Remember grade school picture day? Being forced into slightly less-rumpled clothes, having your hair combed, trying not to make a stupid face RIGHT as the picture was taken (or, later on, trying to make exactly the right stupid face right as the picture was taken), all that good stuff?
Welcome to Redskins Park, today, as the team assembled to pose for the 2008 Team Photo.
As with just about everything Coach Zorn has been involved with since being here (see also “jersey selection,” “captains’ portrait,” “cake clean-up,” “synchronized clocks” and who knows what-all else), he had some very specific thoughts about how this should work.
“I thought it was nice,” said Cornelius Griffin. “Very organized.”
“With Z,” added Antwaan Randle El, “he likes to be a little specific about things.”
Rock Cartwright got more specific: “He was like, ‘No long-sleeved shirts, no shirts underneath your jersey.’ He wanted everyone to look the same, and I understand that.”
Not everyone was so understanding; some felt that their innate expressiveness was being compromised. “I was hoping to go out there in my do-rag and my candy cane socks,” said Casey Rabach. “I was gonna go with one sleeve in maroon and one sleeve in yellow, but no T-shirts were allowed. I was gonna wear my Brewers hat, to tell you the truth, but no hats were allowed either.”
The seating/standing chart was organized well in advance, numbers taped to the bleachers to show guys where to go. And I can tell you, guys were PUMPED for it.
“I liked that it was quick,” said Fred Davis. “Not like in college where it takes forever. My college took like, twenty, thirty minutes for pictures.”
“It was a team picture. Everybody got together at the same time, same place, and had a picture,” said Devin Thomas, with muted enthusiasm.
“At least this time it was quick,” said Rabach. “Those jerseys they put us in are not flattering whatsoever. It could be our love handles, but I think it’s the jerseys.”
“It was all right, man,” said Fred Smoot. “Team picture’s just a team picture. We don’t get excited about it, we don’t really care about it. Never. No way.”
Oh, come on. Don’t you care just a little bit, Fred?
“We’ll think about the team picture if we become a special team, like if we go to the Super Bowl, something, then the team picture becomes special.”
And then you’ll regret not being more invested in it.
“No, I’m not. I’m still gonna be like, I don’t care about the team picture.”
The one thing people did care about, or at least the one thing they would admit to caring about, was also the one thing that Coach Zorn left up to the players’ discretion: facial expression.
There were the guys who went tough. “Serious face. Football is really serious, so I didn’t show the whites today,” H.B. Blades said. He wasn’t the only one who felt that way.
“I didn’t smile,” said Cartwright, smiling. “I hardly ever smile. I’m not a smiling type of guy.” I pointed out that he was, in fact, smiling at that moment.
“No, not really,” he grinned. “Every now and then you’ll catch me smiling, but not much.”

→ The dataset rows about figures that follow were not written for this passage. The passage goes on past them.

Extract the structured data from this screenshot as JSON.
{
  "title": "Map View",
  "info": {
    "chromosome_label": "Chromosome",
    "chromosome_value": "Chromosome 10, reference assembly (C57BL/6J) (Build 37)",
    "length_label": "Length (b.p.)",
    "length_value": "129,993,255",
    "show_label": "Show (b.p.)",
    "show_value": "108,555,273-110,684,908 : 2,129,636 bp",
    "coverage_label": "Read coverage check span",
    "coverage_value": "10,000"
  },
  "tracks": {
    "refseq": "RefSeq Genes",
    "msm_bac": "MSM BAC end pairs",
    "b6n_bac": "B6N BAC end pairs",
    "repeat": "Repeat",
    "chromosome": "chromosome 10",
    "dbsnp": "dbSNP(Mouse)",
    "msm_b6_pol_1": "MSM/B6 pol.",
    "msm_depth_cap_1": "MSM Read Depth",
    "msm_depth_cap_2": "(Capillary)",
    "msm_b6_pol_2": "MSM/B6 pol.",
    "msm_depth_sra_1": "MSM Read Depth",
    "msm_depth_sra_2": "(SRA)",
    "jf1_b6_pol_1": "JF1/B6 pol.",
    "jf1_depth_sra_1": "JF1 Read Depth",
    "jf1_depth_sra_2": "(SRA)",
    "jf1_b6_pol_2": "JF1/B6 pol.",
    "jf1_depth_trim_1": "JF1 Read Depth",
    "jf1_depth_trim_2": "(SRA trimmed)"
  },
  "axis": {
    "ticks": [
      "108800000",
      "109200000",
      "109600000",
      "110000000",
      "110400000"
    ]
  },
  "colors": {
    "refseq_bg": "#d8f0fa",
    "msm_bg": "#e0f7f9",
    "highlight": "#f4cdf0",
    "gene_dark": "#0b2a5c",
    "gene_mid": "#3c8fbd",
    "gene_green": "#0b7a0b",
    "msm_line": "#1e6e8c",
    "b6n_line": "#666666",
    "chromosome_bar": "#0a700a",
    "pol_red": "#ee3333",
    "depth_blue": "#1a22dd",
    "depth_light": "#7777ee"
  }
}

Then there were the guys who left it up to the whims of the photographers.
“I did a couple of mugs, a couple of smiles. We’ll see which ones come out,” said Lorenzo Alexander.
“I wasn’t sure if it was smile or be serious, so I did a little of both,” said Griffin.
“I smiled,” said Randle El. “Then I looked mean. Then I had a mouthful of sunflower seeds. We’ll see which one they use.”
And there were also guys who tried to straddle the line.
“I smiled,” said Smoot, but he qualified it quickly. “You know, you can’t SMILE-smile, because it’s not a smile-smile picture, so I was like in between smile and tough guy.”
“I kinda went with a smirk,” said Rabach. “So you’re not Soft Happy Guy, but you’re not Meathead Jock Guy either.” And what is your smirk going to say, when people see the picture?
“I think it’ll say ‘Who am I? Who do you think I am? I may be a nice guy, but watch out.'”
New acquisition Mike Green had probably the most interesting take on the picture, though. “It’s not really weird,” he said, “but you know, come up for a week and then getting to step right in and take a picture, it’s a little different. It’s a good team, and I felt like I came at the right time to be a part of it, and I’m glad to be on the picture, so they’ll remember me. I’m immortalized.”
On the whole, it all still seemed like much more fun than school picture day, no matter what you weren’t allowed to wear.